Flowers and Fruits and ... Ugly Bugs?

Sweet Summer Cherry
                There is a moment in summer when the gardener spots that first gleam of red hidden beneath the foliage. She stops, maybe squats down to look more closely.  The ground is warm beneath her feet, and the scent, that unique raw smell of growing tomato plants surrounds her. (If you've smelled it, you'll understand. If you never have, the closest I can come is the flavor of a green tomato mixed with sunshine and fresh flowing water.) The fruit slips into her hand at the lightest touch, and there it is, gleaming tantalizingly in the sun: The season's first tomato. 

Needless to say, immediately after photographing it, I consumed it!
Buoton De Rose Begonia

In the flowerbeds, my "Shady Garden" out back is turning up begonias and lilies. I just seeded a whole heap of China Aster around the birdbath, too, so hopefully we'll have some late summer color coming on.

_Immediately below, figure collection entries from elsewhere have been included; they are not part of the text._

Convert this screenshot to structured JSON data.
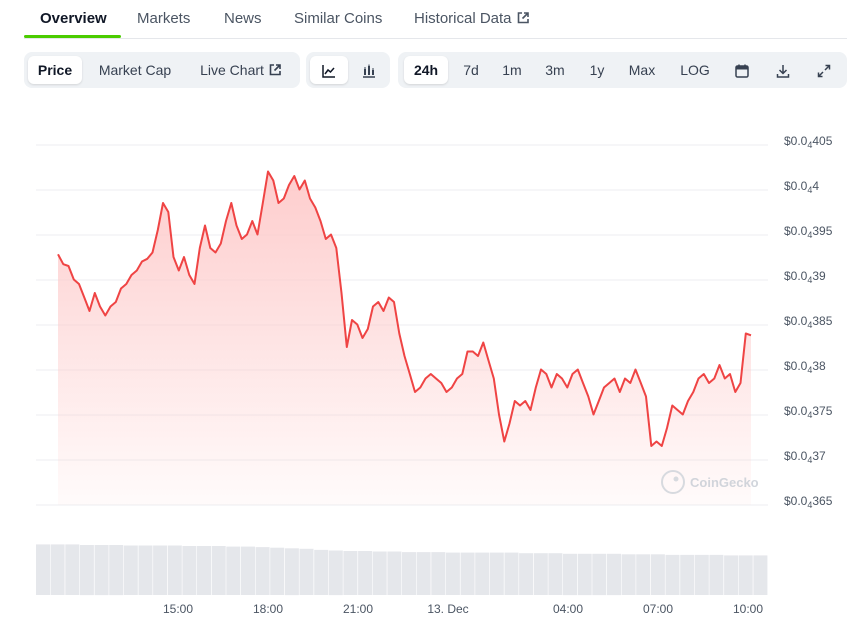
{
  "tabs": [
    {
      "label": "Overview",
      "active": true
    },
    {
      "label": "Markets",
      "active": false
    },
    {
      "label": "News",
      "active": false
    },
    {
      "label": "Similar Coins",
      "active": false
    },
    {
      "label": "Historical Data",
      "active": false,
      "external": true
    }
  ],
  "chart_type_buttons": [
    {
      "label": "Price",
      "active": true
    },
    {
      "label": "Market Cap",
      "active": false
    },
    {
      "label": "Live Chart",
      "active": false,
      "external": true
    }
  ],
  "view_toggle": [
    {
      "icon": "line-chart-icon",
      "active": true
    },
    {
      "icon": "candlestick-chart-icon",
      "active": false
    }
  ],
  "range_buttons": [
    {
      "label": "24h",
      "active": true
    },
    {
      "label": "7d",
      "active": false
    },
    {
      "label": "1m",
      "active": false
    },
    {
      "label": "3m",
      "active": false
    },
    {
      "label": "1y",
      "active": false
    },
    {
      "label": "Max",
      "active": false
    },
    {
      "label": "LOG",
      "active": false
    }
  ],
  "tool_icons": [
    "calendar-icon",
    "download-icon",
    "fullscreen-icon"
  ],
  "watermark": "CoinGecko",
  "colors": {
    "line": "#ef4444",
    "area_top": "#fecaca",
    "accent": "#4bcc00",
    "volume": "#e5e7eb"
  },
  "chart_data": {
    "type": "area",
    "title": "",
    "xlabel": "",
    "ylabel": "",
    "y_label_format": "$0.0₄ followed by the significant digits",
    "yticks": [
      {
        "prefix": "$0.0",
        "sub": "4",
        "digits": "405",
        "value": 405
      },
      {
        "prefix": "$0.0",
        "sub": "4",
        "digits": "4",
        "value": 400
      },
      {
        "prefix": "$0.0",
        "sub": "4",
        "digits": "395",
        "value": 395
      },
      {
        "prefix": "$0.0",
        "sub": "4",
        "digits": "39",
        "value": 390
      },
      {
        "prefix": "$0.0",
        "sub": "4",
        "digits": "385",
        "value": 385
      },
      {
        "prefix": "$0.0",
        "sub": "4",
        "digits": "38",
        "value": 380
      },
      {
        "prefix": "$0.0",
        "sub": "4",
        "digits": "375",
        "value": 375
      },
      {
        "prefix": "$0.0",
        "sub": "4",
        "digits": "37",
        "value": 370
      },
      {
        "prefix": "$0.0",
        "sub": "4",
        "digits": "365",
        "value": 365
      }
    ],
    "y_range": [
      365,
      405
    ],
    "x_range_hours": [
      11.0,
      10.1
    ],
    "xticks": [
      {
        "label": "15:00",
        "hour": 15
      },
      {
        "label": "18:00",
        "hour": 18
      },
      {
        "label": "21:00",
        "hour": 21
      },
      {
        "label": "13. Dec",
        "hour": 24
      },
      {
        "label": "04:00",
        "hour": 28
      },
      {
        "label": "07:00",
        "hour": 31
      },
      {
        "label": "10:00",
        "hour": 34
      }
    ],
    "x_start_hour": 11.0,
    "x_end_hour": 34.1,
    "series": [
      {
        "values": [
          392.3,
          391.2,
          391.0,
          389.5,
          389.0,
          387.5,
          386.0,
          388.0,
          386.5,
          385.5,
          386.5,
          387.0,
          388.5,
          389.0,
          390.0,
          390.5,
          391.5,
          391.8,
          392.5,
          395.0,
          398.0,
          397.0,
          392.0,
          390.5,
          392.0,
          390.0,
          389.0,
          393.0,
          395.5,
          393.0,
          392.5,
          393.5,
          396.0,
          398.0,
          395.5,
          394.0,
          394.5,
          396.0,
          394.5,
          398.0,
          401.5,
          400.5,
          398.0,
          398.5,
          400.0,
          401.0,
          399.5,
          400.5,
          398.5,
          397.5,
          396.0,
          394.0,
          394.5,
          393.0,
          388.0,
          382.0,
          385.0,
          384.5,
          383.0,
          384.0,
          386.5,
          387.0,
          386.0,
          387.5,
          387.0,
          383.5,
          381.0,
          379.0,
          377.0,
          377.5,
          378.5,
          379.0,
          378.5,
          378.0,
          377.0,
          377.5,
          378.5,
          379.0,
          381.5,
          381.5,
          381.0,
          382.5,
          380.5,
          378.5,
          374.5,
          371.5,
          373.5,
          376.0,
          375.5,
          376.0,
          375.0,
          377.5,
          379.5,
          379.0,
          377.5,
          379.0,
          378.5,
          377.5,
          379.0,
          379.5,
          378.0,
          376.5,
          374.5,
          376.0,
          377.5,
          378.0,
          378.5,
          377.0,
          378.5,
          378.0,
          379.5,
          378.0,
          376.5,
          371.0,
          371.5,
          371.0,
          373.0,
          375.5,
          375.0,
          374.5,
          376.0,
          377.0,
          378.5,
          379.0,
          378.0,
          378.5,
          380.0,
          378.5,
          379.0,
          377.0,
          378.0,
          383.5,
          383.3
        ]
      }
    ],
    "volume_relative": [
      0.92,
      0.92,
      0.92,
      0.91,
      0.91,
      0.91,
      0.9,
      0.9,
      0.9,
      0.9,
      0.89,
      0.89,
      0.89,
      0.88,
      0.88,
      0.87,
      0.86,
      0.85,
      0.84,
      0.82,
      0.81,
      0.8,
      0.8,
      0.79,
      0.79,
      0.78,
      0.78,
      0.78,
      0.77,
      0.77,
      0.77,
      0.77,
      0.77,
      0.76,
      0.76,
      0.76,
      0.75,
      0.75,
      0.75,
      0.75,
      0.74,
      0.74,
      0.74,
      0.73,
      0.73,
      0.73,
      0.73,
      0.72,
      0.72,
      0.72
    ]
  }
}
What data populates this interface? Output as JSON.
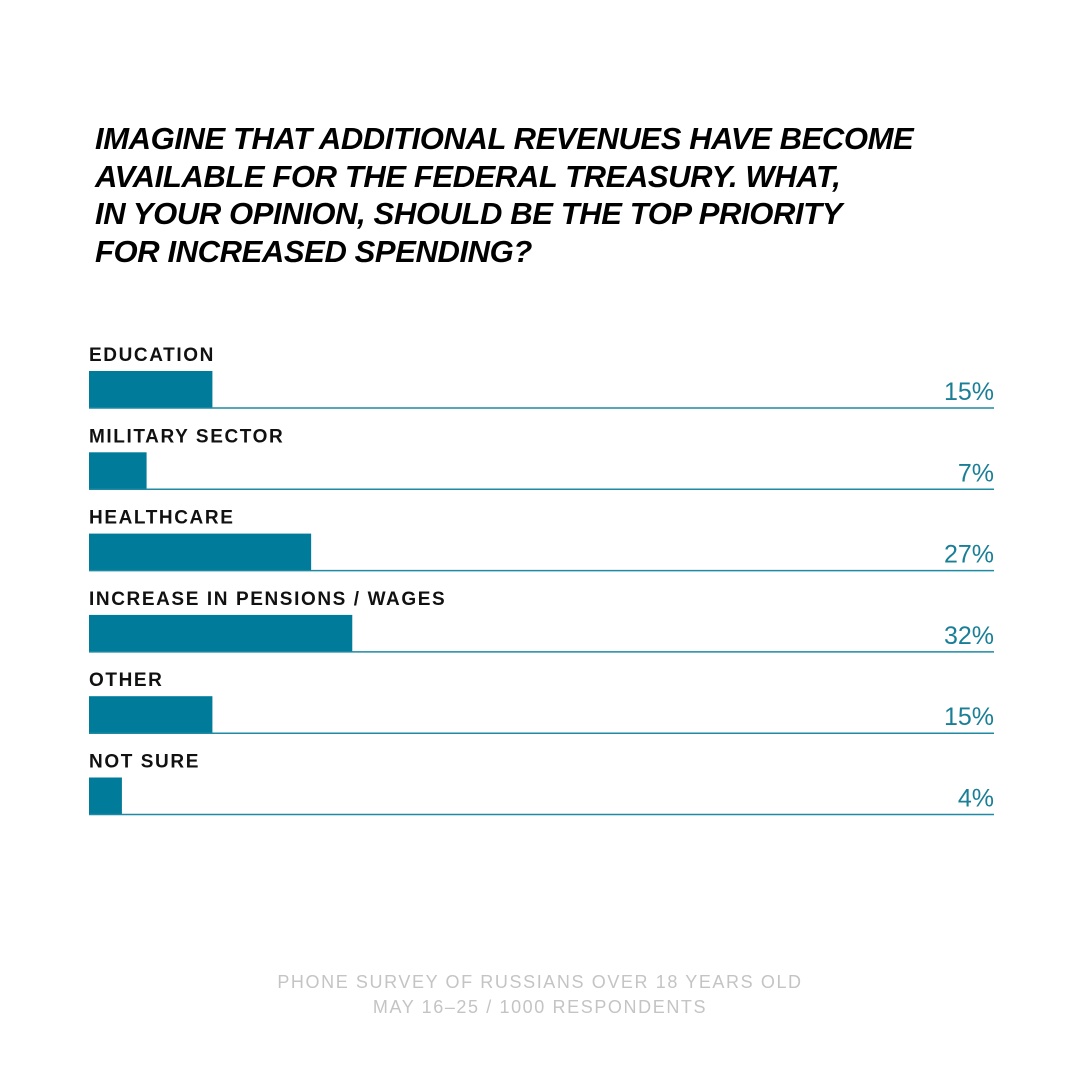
{
  "title_lines": [
    "IMAGINE THAT ADDITIONAL REVENUES HAVE BECOME",
    "AVAILABLE FOR THE FEDERAL TREASURY. WHAT,",
    "IN YOUR OPINION, SHOULD BE THE TOP PRIORITY",
    "FOR INCREASED SPENDING?"
  ],
  "footer_lines": [
    "PHONE SURVEY OF RUSSIANS OVER 18 YEARS OLD",
    "MAY 16–25 / 1000 RESPONDENTS"
  ],
  "colors": {
    "bar": "#007b9a",
    "baseline": "#1f8aa3",
    "value_text": "#1a7f96",
    "label_text": "#111111",
    "footer_text": "#c4c4c4"
  },
  "chart_data": {
    "type": "bar",
    "orientation": "horizontal",
    "title": "IMAGINE THAT ADDITIONAL REVENUES HAVE BECOME AVAILABLE FOR THE FEDERAL TREASURY. WHAT, IN YOUR OPINION, SHOULD BE THE TOP PRIORITY FOR INCREASED SPENDING?",
    "categories": [
      "EDUCATION",
      "MILITARY SECTOR",
      "HEALTHCARE",
      "INCREASE IN PENSIONS / WAGES",
      "OTHER",
      "NOT SURE"
    ],
    "values": [
      15,
      7,
      27,
      32,
      15,
      4
    ],
    "value_labels": [
      "15%",
      "7%",
      "27%",
      "32%",
      "15%",
      "4%"
    ],
    "unit": "%",
    "xlim": [
      0,
      110
    ],
    "grid": false,
    "legend": "none"
  }
}
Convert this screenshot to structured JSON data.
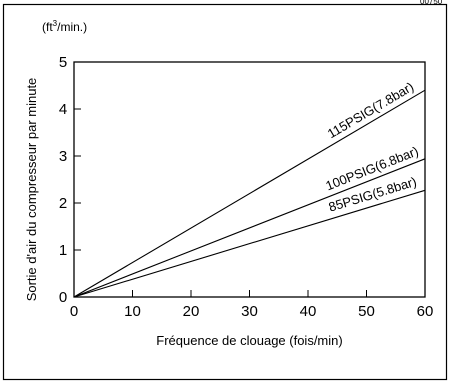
{
  "figure": {
    "corner_code": "00750",
    "y_unit_prefix": "(ft",
    "y_unit_exp": "3",
    "y_unit_suffix": "/min.)"
  },
  "chart_data": {
    "type": "line",
    "title": "",
    "xlabel": "Fréquence de clouage (fois/min)",
    "ylabel": "Sortie d'air du compresseur par minute",
    "xlim": [
      0,
      60
    ],
    "ylim": [
      0,
      5
    ],
    "x_ticks": [
      0,
      10,
      20,
      30,
      40,
      50,
      60
    ],
    "y_ticks": [
      0,
      1,
      2,
      3,
      4,
      5
    ],
    "grid": false,
    "series": [
      {
        "name": "115PSIG(7.8bar)",
        "x": [
          0,
          60
        ],
        "y": [
          0,
          4.4
        ]
      },
      {
        "name": "100PSIG(6.8bar)",
        "x": [
          0,
          60
        ],
        "y": [
          0,
          2.94
        ]
      },
      {
        "name": "85PSIG(5.8bar)",
        "x": [
          0,
          60
        ],
        "y": [
          0,
          2.27
        ]
      }
    ]
  }
}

Sadly, out front, the poor gladioli are having a fairly short season and between the afternoon heat and the ravages of the katydids, aren't looking so good.  Where is my mantis! He saved me last year, but I've seen neither hide nor probiscus of him this year!
Gladiolus- Prosperity
My favorite pink/white bi-colors are going now, with the yellow and purples coming into bloom right behind them.
The most stunning gladiolus in my current collection is the white Prosperity from American Meadows. Simply GORGEOUS! White with just a hint of peachy yellow blush. It was supposed to be blooming with the Ravens right now, but the katydids have chompedchompedchomped up the poor Ravens so I don't know if they'll bloom at all.

But the big thing today was this...

These funky leaf-blisters are all over the poor manzanita bush. It looks like something rolled the edge of the leaf up to create a bubble (which I now know is called a 'gall') with sickly reddish color and livid nasty pink veins. Now maybe I watch too many alien horror movies, but these things look like they could start breathing on their own at any second!

Curious, I broke one open and about a gazillion little greenish-black bugs crawled out!  EW! BUGS! (Okay, 'gazillion' is a kind of wide estimate. Maybe not so much with the accuracy there.)

Okay, what are they?  I thought hunting them down would be hard but a quick Google-hunt refined down to "manzanita leaf bug" found them. And sure enough, they are... TA DA!  "Manzanita leaf bugs".  Needless to say, that was somewhat anti-climactic.  They're actually called Manzanita Leaf Gall Aphids, aka Tamalia coweni.

Nothing I'm seeing says that they do real harm, but I'm not feeling overly generous to them at the moment. In fact, I think I see a wonderful career in Green Waste Management in their future.